A previously unrecorded invasive seaweed has been discovered in the Fal and Helford Special Area of Conservation. Wakame is large, brown non-native kelp associated with the temperate waters of Japan, China and Korea.
It is hoped that the early detection of this invasive species, and the quick response for its removal taken by a team from Cornwall Wildlife Trust’s Investigate Invasives project, Natural England and the Port of Truro, will prevent further spread.
Wakame, scientific name Undaria pinnatifida, grows rapidly and is regarded as invasive with the potential to outcompete native seaweed communities. In recent times it has been introduced to European shores for commercial interest, however, up until now has only been recorded in the UK as far west as Plymouth. It can form dense mats that clog up marinas and recreational areas as a result of its prolific growth.

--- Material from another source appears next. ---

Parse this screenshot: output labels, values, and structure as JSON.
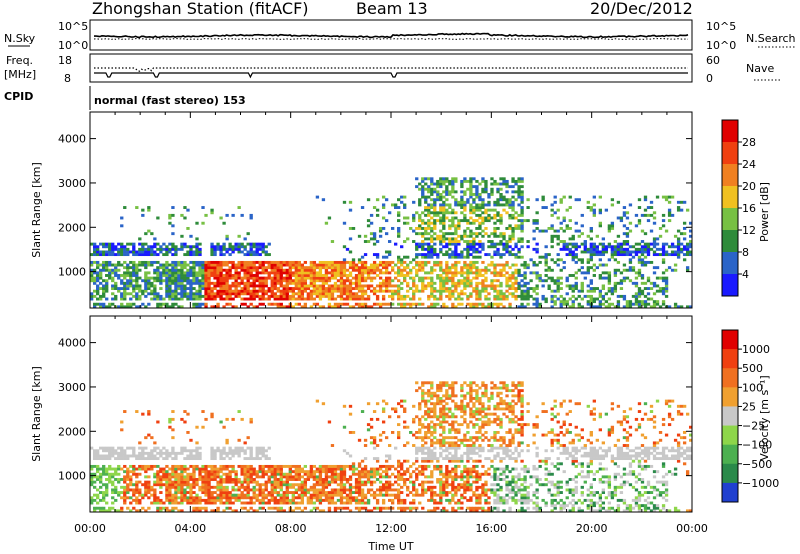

Kevan Cook Lead Advisor for Natural England’s Cornwall, Devon and the Isles of Scilly Marine team advises, “Follow up surveys will need to be undertaken to check for further outbreaks in case spores released by the kelp have settled further afield. The Fal Estuary is part of a site of European importance, and Natural England is keen to be part of any work that will maintain the special biodiversity of the estuary.”
Lisa Rennocks, Investigate Invasives Project Officer from Cornwall Wildlife Trust says: “One of the ways in which non native organisms can be introduced is on the hull of both commercial and recreational boats. We are trying to build up a picture of which non-native invasive species are threatening our coastal waters, and would like boat owners and marinas to watch out for anything unusual when they are cleaning off the hulls of their boats as there may be invasive species amongst the fouling communities.”